We meet some space whales that are sick and we cure them with the help of the Orion captain. She has some illegal drugs that can work to help cure the whales.
In all the STA games I've run, the PCs rarely get additional Determination. A bennie for playing against or in line with one of their Values. I actually triggered some Determination gain in this game.
I asked the Doctor to sedate all the Orions (during treatment) as I didn't trust them. Doctor refused even though one of his Values was anti-Orion. We both got Determination points for this roleplaying.
At another point, I asked the Captain if I could go over to the Orion ship and snoop around, get information on their weapons and tech. Captain denied my request and got a Determination point.
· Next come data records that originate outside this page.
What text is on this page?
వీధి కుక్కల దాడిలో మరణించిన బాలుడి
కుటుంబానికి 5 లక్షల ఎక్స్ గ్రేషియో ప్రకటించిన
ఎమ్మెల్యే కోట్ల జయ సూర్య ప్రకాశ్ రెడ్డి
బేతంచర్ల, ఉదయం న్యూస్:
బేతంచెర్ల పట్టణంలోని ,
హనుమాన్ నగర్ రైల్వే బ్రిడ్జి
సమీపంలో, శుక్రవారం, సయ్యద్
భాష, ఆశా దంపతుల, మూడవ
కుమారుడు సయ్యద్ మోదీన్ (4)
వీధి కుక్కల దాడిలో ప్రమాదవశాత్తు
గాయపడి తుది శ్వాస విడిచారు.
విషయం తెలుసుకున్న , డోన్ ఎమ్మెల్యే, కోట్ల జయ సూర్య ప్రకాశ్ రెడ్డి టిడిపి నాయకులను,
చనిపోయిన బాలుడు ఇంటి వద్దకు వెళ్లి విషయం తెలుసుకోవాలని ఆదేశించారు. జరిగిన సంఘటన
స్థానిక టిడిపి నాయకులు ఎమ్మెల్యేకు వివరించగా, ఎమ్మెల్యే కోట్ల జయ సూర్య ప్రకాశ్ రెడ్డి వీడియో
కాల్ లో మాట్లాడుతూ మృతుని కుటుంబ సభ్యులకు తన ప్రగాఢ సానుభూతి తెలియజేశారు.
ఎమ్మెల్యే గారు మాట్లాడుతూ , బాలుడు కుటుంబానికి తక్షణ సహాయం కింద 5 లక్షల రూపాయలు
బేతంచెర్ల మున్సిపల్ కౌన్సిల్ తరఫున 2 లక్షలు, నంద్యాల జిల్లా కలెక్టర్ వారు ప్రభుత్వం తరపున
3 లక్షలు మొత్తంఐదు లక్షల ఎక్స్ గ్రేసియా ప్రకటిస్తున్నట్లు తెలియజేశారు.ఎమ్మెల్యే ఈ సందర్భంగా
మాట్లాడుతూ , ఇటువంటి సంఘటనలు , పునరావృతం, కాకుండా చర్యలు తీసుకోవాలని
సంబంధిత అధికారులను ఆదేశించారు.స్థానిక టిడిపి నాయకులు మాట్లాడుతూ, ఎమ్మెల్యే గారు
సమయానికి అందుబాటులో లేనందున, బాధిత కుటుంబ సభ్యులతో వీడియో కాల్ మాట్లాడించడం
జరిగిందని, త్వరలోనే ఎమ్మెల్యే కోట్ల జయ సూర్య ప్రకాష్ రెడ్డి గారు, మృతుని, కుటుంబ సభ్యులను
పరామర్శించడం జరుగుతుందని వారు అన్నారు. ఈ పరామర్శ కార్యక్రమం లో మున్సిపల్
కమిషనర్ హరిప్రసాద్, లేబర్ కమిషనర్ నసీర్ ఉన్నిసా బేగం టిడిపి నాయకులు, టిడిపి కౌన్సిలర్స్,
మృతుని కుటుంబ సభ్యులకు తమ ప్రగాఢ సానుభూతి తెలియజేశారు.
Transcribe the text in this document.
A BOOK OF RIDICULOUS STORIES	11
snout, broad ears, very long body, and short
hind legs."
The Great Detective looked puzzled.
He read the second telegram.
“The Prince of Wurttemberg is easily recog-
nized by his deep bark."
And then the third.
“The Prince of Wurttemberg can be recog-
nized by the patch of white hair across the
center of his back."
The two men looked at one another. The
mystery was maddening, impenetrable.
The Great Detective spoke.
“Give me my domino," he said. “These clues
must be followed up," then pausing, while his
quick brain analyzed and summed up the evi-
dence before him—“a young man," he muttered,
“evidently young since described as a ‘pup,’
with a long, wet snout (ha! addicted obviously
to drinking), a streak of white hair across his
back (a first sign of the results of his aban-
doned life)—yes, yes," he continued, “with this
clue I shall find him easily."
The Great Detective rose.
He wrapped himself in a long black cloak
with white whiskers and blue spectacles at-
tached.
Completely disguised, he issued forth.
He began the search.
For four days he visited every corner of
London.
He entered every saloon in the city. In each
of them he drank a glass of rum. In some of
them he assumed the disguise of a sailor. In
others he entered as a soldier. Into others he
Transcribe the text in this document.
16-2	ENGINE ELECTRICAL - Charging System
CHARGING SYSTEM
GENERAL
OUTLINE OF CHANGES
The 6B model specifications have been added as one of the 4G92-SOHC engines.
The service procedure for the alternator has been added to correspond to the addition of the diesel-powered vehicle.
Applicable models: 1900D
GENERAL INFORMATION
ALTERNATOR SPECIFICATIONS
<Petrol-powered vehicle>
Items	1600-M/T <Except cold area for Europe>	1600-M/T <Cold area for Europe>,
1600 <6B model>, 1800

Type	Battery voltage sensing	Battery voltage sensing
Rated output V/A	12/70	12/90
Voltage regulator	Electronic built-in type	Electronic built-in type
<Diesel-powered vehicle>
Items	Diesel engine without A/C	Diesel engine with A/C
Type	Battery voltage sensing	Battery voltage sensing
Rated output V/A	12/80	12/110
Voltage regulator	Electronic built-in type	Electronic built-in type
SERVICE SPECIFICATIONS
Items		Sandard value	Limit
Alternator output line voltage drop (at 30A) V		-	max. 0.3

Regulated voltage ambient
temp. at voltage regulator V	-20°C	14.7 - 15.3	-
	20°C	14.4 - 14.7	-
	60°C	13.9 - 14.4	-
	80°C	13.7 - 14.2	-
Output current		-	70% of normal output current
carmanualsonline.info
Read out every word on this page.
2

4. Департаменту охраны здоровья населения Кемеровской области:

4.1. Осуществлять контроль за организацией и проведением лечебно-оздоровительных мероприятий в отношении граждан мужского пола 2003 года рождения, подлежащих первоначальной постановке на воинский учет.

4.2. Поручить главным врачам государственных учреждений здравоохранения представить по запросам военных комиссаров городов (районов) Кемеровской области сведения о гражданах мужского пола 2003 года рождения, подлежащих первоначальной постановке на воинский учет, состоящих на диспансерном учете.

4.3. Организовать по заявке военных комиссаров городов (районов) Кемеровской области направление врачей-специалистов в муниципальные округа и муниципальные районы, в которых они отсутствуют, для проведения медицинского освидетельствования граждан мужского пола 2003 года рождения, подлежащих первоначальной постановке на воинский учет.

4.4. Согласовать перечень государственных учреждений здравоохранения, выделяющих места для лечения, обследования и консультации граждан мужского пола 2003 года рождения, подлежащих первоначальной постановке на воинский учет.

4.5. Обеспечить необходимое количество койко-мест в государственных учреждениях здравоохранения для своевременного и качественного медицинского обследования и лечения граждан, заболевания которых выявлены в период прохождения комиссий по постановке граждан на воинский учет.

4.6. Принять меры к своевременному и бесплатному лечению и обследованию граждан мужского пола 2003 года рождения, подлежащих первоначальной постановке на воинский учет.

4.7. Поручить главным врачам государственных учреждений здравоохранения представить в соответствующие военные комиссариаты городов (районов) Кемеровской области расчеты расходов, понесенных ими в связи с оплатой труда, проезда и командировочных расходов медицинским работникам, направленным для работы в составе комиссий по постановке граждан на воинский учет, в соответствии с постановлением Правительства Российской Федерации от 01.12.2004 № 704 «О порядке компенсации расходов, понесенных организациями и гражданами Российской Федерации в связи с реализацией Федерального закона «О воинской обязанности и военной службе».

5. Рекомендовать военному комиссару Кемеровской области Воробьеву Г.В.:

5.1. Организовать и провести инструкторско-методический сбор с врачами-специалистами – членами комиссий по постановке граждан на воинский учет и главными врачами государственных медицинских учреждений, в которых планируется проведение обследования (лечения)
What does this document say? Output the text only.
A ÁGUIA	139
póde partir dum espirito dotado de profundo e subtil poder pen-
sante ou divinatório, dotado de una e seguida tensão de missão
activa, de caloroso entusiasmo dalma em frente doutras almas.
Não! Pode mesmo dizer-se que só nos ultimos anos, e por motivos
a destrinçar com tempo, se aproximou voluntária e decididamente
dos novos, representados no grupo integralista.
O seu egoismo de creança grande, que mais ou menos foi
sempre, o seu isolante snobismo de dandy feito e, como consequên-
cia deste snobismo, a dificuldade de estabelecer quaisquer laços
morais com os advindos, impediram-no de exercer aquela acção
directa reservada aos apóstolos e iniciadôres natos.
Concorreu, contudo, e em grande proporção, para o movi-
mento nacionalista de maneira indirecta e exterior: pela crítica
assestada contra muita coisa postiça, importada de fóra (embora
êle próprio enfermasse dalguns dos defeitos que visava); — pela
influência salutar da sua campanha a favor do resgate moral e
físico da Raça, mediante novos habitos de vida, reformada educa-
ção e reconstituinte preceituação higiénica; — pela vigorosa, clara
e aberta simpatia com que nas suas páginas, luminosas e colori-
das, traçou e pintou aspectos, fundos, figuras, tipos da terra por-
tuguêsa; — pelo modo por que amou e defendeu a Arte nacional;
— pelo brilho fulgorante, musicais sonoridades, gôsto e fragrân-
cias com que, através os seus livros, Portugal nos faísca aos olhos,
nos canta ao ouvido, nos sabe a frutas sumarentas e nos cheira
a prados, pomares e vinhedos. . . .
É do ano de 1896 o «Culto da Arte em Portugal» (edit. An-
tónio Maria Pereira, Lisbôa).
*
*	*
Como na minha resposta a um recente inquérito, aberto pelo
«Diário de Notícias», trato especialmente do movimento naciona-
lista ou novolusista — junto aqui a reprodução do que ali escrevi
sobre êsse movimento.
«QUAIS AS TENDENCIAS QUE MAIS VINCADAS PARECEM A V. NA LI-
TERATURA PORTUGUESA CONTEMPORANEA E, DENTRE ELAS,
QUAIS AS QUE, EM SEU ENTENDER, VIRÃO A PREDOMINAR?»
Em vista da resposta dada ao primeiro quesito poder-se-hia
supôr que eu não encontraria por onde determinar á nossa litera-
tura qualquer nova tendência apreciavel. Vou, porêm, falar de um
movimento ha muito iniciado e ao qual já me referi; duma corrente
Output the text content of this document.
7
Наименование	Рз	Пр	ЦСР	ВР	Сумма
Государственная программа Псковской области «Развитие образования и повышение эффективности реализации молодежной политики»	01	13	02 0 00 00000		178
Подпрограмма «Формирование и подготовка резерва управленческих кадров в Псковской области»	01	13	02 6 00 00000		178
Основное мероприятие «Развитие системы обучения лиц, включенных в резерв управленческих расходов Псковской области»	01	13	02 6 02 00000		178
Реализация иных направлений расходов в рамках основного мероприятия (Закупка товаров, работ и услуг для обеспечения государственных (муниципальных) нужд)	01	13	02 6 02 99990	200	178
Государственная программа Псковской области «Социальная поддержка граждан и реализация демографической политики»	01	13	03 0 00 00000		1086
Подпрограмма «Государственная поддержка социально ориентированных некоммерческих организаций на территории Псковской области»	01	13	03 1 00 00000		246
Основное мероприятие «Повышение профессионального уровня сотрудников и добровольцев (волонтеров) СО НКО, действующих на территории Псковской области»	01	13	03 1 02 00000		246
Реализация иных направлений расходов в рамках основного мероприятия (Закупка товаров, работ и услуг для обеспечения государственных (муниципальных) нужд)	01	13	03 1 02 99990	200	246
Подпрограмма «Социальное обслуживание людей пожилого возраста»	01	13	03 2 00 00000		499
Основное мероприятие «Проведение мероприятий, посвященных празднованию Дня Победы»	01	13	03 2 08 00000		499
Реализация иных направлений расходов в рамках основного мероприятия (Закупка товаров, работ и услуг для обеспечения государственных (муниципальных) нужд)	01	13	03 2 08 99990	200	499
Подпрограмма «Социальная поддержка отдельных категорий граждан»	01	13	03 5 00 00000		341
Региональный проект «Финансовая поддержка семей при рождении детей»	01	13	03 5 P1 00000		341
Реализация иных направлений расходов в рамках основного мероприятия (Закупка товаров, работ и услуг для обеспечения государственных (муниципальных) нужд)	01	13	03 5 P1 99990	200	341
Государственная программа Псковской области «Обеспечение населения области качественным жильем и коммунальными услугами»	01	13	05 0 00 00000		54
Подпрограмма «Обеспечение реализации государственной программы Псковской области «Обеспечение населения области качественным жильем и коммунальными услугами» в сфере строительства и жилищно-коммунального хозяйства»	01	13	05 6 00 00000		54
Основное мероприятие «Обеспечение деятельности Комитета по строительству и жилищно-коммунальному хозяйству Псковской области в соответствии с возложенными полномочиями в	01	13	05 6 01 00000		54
3 Determination points handed out. Well, I've never seen that before. And we actually used them.
Anyway, we pass all our tests. The ship is a machine intelligence. The tests are to prove that we are smart enough to help it. We agree to help it in exchange for whatever data it has hoovered up (from all the species it has trapped).
It says it has in stasis a foreign virus and needed our help to get rid of it. We find that the machine intelligence is pregnant. We convince it is ok (extended test) and its duty is to raise its child. We get our reward and are allowed to leave (with the Orions and space whales). Very Star Trek.